From this perspective, the sura becomes an echo of Muhammad’s experience and suffering, not in the sense of reducing it to a personal biography, but insofar as the Qur’anic discourse becomes involved in the transformations of the surrounding society and culture. For this reason, the sura is used here as an example of the relationship between the text and living history.
Its place in the book’s argument
This atom falls within Arkoun’s attempt to read the Qur’an as a discourse with a historical and anthropological dimension, rather than as a text detached from the conditions of its formation. It comes close to theses that link the narrative structure in the Qur’an to the prophetic experience and to the social and cultural transformations that accompanied it.
This reading also supports Arkoun’s tendency to uncover the layers of meaning stored in the text beyond direct moralizing or juristic interpretation.

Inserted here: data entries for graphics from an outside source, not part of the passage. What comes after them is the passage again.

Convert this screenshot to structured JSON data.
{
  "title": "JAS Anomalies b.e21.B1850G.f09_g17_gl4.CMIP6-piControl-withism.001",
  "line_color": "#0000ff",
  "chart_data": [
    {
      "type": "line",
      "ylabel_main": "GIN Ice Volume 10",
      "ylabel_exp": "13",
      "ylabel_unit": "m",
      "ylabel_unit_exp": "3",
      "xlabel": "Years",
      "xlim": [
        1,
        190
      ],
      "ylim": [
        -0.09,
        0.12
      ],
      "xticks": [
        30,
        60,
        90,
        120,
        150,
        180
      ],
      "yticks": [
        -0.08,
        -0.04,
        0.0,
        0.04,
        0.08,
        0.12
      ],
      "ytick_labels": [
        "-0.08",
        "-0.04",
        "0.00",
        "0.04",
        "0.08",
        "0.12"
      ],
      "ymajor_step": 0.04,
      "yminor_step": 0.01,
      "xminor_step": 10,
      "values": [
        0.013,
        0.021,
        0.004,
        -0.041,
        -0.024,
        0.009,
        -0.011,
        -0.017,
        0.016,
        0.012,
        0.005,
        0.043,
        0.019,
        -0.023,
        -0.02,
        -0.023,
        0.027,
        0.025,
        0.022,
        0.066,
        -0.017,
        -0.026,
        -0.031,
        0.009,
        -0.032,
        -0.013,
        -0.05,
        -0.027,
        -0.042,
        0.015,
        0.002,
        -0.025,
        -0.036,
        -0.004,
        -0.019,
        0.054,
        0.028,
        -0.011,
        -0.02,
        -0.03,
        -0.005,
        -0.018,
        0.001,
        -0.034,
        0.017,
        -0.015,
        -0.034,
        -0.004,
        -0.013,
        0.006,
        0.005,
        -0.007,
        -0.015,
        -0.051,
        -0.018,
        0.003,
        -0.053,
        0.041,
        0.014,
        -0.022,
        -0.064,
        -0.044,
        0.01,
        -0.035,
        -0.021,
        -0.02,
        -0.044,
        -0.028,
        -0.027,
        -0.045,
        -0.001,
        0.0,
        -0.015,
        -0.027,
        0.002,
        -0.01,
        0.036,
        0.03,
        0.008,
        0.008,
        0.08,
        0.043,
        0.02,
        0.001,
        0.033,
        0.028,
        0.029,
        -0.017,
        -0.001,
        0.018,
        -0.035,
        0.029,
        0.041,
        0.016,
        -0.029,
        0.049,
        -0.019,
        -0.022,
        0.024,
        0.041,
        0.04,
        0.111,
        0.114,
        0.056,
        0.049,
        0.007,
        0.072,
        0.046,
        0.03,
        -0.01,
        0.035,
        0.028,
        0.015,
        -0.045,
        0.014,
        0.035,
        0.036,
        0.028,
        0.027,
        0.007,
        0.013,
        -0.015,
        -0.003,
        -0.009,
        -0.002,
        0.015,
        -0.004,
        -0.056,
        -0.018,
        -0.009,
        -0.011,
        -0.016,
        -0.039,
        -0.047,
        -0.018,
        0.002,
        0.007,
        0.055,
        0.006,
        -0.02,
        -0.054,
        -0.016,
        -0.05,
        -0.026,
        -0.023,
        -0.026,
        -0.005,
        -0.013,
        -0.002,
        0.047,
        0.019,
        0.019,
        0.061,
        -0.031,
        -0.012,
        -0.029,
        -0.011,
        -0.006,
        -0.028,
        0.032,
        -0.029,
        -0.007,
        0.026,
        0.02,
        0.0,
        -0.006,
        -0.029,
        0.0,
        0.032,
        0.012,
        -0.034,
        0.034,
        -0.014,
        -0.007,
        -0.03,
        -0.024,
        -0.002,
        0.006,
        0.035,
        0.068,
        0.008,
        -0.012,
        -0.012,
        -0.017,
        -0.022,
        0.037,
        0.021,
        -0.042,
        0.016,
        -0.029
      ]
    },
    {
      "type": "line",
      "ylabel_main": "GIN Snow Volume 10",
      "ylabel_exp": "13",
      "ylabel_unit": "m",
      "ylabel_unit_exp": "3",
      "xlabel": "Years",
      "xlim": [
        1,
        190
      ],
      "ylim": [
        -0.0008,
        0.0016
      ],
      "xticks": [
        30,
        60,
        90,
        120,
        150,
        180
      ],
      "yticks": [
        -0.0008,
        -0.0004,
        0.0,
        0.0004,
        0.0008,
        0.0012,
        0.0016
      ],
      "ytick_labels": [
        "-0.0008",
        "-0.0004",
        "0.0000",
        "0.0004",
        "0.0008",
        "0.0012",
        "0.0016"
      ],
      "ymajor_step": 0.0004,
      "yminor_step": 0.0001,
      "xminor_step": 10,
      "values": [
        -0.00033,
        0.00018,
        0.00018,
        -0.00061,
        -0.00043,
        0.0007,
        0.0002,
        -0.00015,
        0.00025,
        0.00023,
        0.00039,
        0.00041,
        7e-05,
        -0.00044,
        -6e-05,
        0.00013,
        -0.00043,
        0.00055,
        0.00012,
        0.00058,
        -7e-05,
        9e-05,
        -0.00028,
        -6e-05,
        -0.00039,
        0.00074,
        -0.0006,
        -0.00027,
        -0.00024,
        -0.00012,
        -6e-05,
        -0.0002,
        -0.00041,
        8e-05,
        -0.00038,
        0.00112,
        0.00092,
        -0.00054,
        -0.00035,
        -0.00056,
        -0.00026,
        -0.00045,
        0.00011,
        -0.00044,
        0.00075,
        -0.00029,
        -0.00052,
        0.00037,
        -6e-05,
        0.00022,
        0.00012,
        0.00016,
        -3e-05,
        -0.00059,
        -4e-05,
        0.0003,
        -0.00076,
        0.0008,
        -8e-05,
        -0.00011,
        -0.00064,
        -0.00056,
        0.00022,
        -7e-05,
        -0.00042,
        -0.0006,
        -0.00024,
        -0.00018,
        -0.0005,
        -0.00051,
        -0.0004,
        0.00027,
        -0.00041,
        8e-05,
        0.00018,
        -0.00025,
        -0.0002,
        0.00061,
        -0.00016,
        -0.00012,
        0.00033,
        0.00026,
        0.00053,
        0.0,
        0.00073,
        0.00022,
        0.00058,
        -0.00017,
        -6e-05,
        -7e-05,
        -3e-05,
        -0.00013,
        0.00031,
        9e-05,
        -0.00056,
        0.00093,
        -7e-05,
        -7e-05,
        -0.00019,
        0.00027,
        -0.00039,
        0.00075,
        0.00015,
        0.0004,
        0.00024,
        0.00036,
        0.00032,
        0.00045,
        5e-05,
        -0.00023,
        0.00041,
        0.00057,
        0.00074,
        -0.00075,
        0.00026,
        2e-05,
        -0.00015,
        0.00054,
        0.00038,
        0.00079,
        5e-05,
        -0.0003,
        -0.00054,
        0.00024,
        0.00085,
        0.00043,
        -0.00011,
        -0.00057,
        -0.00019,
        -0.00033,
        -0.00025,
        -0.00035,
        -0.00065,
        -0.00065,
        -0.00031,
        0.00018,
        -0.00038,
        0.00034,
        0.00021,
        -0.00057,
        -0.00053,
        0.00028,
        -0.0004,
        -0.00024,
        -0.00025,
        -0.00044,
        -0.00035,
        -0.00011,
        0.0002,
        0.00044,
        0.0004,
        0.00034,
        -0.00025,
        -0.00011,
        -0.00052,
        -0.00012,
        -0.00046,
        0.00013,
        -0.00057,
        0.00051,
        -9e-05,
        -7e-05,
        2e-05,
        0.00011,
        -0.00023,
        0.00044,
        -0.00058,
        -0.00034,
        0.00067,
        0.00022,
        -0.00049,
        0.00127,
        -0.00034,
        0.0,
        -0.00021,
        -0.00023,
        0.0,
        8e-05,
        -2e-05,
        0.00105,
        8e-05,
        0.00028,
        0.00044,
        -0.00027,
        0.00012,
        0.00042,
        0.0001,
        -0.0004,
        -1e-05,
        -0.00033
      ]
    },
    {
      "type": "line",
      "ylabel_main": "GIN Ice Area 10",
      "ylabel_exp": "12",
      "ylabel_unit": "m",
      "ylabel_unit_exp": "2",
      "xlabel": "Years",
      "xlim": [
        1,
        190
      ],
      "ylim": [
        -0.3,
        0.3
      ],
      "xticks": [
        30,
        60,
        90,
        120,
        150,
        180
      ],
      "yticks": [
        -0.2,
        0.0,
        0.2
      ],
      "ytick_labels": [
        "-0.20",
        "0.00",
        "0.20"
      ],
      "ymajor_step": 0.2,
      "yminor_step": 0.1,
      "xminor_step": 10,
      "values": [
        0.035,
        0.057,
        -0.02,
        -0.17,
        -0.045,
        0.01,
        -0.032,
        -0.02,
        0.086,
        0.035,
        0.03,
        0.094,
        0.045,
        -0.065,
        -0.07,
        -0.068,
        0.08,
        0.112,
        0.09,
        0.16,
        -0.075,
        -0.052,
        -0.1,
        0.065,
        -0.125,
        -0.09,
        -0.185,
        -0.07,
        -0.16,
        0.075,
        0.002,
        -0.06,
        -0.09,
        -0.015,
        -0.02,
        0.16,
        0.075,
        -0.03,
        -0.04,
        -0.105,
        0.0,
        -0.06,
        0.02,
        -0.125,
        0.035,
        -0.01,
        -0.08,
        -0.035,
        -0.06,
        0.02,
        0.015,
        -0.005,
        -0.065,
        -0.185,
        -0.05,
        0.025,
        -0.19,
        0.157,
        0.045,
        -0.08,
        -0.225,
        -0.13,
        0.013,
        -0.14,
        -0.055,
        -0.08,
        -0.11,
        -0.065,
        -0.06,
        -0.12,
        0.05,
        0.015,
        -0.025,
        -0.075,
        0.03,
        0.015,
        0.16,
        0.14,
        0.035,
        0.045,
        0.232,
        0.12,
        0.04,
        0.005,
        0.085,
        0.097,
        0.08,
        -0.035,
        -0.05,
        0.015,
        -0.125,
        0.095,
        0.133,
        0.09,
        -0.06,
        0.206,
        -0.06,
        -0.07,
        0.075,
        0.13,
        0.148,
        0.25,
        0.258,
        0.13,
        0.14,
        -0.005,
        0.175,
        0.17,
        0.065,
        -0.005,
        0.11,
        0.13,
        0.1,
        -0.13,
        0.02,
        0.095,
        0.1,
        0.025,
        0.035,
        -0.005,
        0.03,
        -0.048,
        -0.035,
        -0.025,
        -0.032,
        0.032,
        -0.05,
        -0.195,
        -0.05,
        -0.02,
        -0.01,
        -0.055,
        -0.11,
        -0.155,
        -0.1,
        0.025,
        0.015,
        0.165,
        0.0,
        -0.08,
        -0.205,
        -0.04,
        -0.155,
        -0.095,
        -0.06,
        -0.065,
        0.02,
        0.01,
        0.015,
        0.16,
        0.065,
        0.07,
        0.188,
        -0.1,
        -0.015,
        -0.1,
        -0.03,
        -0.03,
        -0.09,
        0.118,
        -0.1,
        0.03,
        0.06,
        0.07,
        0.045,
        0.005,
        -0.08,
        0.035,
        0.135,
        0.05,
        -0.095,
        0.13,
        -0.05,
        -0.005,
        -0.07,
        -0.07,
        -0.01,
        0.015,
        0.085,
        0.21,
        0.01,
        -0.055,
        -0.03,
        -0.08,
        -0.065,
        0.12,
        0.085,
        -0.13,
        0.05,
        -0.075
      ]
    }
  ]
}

Thus Sura Yusuf here is not an isolated example, but part of a broader argument concerning the reconnection of the Qur’an to the history of its formation and to the experience that accompanied it.
Limits of the claim
This statement should not be burdened with the claim of a direct and simple equivalence between the sura and Muhammad’s personal experience. What is meant is closer to an interpretive reading that links the Qur’anic text to its historical and human context, without reducing the sura to an individual biography.